Dismal Lapse’s style of brutal, occasionally melodic death metal is nothing if not competent. On paper, all the pieces are there for this band to put out some great records in the future. They certainly have the chops required to fulfill death metal’s strict stylistic demands, with well-enunciated death growls, the usual technical drumming, and some wicked solos and leads. Opener “Red Snow, Cold Steel” is very enjoyable in this regard, featuring some serpentine, almost Nile-esque lead passages layered over heavy chugging, perfectly ensnaring the listener’s attention immediately. You never really think "hooks" when talking about brutal death metal, but there it is, and its a damn good one at that. Things stumble a bit on “U-235”, which features a little more fret board masturbating than I would like at the expense of something more discernible, but the band regain their footing on the more riff-based and groovy “Clipping the Wings of Hope” (also containing a killer solo). The chorus on the title track is slightly hokey, but I’m glad to see that these guys are willing to write catchy parts in their songs at the expense of unadulterated, crossed-arms-brutalness. The stop-start riffing barrage of the final song “Before Our Eyes” is a great mix of the band’s more accessible and difficult tendencies, including a surprisingly good clean bass and keyboard break in the middle. Little bursts of creativity like this can do wonders for making young bands stand out from the hordes, so props to Dismal Lapse for taking a risk here and there.
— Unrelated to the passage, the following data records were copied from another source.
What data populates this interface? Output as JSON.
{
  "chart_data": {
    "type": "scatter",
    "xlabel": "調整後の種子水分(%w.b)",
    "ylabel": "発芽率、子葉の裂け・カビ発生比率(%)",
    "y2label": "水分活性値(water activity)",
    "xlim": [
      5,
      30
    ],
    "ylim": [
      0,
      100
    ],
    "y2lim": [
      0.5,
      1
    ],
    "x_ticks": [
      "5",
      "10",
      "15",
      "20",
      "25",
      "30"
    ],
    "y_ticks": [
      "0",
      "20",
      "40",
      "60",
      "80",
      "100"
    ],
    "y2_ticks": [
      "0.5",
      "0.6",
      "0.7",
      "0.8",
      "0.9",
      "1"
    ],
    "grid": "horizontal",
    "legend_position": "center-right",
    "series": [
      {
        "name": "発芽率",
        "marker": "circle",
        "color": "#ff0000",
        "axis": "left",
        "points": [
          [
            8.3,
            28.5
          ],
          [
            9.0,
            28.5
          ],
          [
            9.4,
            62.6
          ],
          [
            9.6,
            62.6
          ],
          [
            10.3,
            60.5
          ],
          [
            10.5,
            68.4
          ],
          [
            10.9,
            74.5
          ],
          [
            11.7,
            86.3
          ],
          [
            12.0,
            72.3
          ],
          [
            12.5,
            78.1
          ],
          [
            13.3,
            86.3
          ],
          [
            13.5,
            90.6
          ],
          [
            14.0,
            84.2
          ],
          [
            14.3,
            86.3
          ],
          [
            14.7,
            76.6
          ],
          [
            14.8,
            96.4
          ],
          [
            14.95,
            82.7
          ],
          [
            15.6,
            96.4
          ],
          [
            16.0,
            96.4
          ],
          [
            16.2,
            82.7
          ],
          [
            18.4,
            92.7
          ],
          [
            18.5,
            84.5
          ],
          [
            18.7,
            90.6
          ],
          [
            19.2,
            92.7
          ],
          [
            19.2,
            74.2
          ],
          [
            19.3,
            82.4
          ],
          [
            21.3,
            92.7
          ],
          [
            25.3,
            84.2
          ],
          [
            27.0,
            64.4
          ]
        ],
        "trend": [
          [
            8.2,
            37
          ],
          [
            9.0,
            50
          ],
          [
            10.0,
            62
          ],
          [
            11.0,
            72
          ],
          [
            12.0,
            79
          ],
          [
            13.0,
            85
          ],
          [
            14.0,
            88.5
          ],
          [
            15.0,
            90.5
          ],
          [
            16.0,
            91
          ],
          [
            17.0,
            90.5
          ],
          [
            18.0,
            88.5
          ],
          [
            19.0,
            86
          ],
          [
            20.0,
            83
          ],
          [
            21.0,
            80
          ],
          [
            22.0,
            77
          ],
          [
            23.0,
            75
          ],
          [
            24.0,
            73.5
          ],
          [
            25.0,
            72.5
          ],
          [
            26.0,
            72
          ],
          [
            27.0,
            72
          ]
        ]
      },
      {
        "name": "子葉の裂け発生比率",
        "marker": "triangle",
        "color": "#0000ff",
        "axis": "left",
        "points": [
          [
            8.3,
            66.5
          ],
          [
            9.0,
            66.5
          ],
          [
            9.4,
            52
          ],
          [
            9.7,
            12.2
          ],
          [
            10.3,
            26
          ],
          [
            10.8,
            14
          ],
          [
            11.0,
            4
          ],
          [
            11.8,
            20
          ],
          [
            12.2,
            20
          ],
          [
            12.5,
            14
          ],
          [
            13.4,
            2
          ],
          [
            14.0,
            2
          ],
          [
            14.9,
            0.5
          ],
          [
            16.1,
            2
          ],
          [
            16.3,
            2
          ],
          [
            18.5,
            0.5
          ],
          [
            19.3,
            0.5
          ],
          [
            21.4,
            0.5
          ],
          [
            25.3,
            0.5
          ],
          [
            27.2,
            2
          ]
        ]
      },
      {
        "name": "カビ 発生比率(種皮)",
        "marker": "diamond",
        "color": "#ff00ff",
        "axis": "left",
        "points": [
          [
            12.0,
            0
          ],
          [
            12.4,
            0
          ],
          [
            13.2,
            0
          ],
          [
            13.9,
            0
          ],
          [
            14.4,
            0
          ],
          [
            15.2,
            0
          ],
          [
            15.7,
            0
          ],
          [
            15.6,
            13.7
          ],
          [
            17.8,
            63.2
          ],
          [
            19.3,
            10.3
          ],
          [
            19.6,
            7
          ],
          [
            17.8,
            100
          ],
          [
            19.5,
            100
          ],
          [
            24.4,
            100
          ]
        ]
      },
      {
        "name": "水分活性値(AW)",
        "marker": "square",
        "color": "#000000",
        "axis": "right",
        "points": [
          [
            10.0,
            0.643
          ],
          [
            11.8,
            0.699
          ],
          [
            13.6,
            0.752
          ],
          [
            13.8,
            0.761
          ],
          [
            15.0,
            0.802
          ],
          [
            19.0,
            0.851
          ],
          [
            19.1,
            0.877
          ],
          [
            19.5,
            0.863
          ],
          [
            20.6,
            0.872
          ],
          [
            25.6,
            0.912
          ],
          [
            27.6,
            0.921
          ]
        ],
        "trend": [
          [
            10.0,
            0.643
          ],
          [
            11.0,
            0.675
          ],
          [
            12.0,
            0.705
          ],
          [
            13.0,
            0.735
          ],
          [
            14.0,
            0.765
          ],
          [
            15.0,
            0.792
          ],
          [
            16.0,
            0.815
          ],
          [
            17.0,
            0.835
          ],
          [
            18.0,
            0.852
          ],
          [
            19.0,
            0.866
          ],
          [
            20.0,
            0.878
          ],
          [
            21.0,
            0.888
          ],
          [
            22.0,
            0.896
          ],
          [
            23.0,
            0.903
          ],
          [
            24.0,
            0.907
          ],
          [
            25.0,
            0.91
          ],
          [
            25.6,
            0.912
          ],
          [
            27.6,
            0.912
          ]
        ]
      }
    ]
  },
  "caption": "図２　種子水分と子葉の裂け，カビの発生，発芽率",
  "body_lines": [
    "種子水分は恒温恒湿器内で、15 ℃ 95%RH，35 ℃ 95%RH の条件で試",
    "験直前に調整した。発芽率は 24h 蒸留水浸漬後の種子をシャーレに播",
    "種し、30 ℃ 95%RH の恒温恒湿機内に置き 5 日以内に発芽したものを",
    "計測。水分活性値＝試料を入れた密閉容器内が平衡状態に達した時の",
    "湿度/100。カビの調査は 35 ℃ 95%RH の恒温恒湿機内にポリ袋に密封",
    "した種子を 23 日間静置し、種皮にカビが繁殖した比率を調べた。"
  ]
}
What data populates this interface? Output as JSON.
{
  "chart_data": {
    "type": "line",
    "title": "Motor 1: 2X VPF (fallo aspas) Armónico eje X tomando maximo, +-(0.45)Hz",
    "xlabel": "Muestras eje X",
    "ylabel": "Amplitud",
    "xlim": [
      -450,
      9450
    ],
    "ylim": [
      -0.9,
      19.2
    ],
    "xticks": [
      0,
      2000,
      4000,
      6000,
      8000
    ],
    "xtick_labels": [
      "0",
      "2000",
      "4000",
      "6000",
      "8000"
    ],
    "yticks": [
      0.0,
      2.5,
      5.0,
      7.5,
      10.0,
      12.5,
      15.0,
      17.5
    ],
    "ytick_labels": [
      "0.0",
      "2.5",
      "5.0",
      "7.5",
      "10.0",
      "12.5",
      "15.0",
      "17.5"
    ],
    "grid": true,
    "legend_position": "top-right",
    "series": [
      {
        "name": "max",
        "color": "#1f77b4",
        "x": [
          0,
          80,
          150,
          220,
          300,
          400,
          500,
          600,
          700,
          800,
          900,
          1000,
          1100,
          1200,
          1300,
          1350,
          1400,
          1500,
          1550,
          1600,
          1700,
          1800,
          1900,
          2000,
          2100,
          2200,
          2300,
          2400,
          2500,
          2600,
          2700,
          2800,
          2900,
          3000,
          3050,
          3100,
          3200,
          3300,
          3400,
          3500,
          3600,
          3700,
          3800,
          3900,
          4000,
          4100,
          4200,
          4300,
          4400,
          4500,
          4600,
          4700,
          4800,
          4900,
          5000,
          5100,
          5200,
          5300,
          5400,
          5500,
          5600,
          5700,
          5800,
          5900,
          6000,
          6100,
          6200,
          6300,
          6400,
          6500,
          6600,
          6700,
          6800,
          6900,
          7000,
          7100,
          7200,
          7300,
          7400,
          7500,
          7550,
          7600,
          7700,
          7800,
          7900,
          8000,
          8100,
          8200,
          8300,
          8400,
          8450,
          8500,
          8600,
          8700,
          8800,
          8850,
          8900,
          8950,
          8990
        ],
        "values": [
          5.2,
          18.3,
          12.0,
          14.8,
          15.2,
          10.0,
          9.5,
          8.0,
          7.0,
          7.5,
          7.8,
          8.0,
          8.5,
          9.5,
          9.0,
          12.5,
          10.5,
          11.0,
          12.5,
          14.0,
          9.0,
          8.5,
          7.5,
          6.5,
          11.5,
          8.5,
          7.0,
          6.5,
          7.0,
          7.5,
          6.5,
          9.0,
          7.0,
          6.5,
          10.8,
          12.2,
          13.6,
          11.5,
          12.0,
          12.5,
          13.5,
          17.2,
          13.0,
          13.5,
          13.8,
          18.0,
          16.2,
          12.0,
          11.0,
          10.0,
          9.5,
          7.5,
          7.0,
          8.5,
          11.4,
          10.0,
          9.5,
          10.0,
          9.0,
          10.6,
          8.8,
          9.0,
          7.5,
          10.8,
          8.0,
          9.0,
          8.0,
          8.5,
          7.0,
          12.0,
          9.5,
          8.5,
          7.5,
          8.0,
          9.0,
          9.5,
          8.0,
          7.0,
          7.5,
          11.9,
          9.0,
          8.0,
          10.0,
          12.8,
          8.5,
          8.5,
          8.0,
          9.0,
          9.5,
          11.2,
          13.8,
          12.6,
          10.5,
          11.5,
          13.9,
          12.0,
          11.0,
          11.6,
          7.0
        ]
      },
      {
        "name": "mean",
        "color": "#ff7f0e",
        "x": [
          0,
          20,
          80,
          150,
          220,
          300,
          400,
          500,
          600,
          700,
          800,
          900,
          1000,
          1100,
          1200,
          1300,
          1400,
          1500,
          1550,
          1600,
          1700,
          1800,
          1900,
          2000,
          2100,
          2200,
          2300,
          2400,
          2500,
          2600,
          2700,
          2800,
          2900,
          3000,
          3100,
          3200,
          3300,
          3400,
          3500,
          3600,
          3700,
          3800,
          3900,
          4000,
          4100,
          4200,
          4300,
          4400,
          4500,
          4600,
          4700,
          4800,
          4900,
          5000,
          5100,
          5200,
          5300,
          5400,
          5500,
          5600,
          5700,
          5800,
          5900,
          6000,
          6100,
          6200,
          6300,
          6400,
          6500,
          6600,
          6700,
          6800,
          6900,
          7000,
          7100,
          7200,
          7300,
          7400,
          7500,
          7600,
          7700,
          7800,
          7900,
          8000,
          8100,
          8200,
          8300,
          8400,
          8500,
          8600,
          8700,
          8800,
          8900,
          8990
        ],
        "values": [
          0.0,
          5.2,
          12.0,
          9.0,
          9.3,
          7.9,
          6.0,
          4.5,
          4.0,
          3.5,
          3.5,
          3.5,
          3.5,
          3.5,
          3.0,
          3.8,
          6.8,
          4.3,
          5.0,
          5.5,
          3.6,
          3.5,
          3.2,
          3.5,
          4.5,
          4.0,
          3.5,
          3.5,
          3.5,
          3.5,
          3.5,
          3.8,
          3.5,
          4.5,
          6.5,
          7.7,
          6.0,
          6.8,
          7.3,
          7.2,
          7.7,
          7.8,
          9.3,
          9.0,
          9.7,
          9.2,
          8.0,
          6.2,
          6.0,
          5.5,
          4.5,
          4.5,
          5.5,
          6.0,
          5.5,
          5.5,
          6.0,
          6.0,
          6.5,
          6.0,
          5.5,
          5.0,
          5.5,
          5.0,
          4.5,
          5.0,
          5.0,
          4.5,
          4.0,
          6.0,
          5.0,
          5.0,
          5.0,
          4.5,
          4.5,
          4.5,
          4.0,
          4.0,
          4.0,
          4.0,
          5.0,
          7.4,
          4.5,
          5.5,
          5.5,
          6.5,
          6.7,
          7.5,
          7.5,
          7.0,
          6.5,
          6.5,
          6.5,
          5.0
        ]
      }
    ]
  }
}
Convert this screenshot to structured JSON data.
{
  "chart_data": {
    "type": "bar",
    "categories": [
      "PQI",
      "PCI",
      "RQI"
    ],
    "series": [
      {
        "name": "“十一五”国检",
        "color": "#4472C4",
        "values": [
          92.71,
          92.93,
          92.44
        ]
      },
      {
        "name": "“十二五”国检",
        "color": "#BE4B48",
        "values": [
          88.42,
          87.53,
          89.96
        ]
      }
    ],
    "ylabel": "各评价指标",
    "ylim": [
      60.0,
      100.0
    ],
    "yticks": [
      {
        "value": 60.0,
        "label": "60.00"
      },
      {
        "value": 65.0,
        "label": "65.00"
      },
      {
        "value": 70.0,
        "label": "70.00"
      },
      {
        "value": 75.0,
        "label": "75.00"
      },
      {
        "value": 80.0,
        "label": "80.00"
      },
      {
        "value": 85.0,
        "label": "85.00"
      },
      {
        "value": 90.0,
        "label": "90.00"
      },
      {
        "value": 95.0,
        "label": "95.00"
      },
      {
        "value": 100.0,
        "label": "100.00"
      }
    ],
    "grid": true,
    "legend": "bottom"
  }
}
While I don’t see The Nameless Faceless garnering the kind of attention that elevates bands to “must-hear” status, Dismal Lapse have a lot of positives going for them at this stage of their young career (hell, they were only formed earlier this year!). They’ve written some really intense material that isn’t afraid to actually be interesting at times, and the musicianship and production quality of this debut is above par. If these guys continue to pursue this kind of catchy brutal death sound, I could see Dismal Lapse evolve into something comparable to a modern day Prostitute Disfigurement, which is a definite positive. Though the songwriting still has room to improve, overall I enjoyed what Dismal Lapse had to offer here.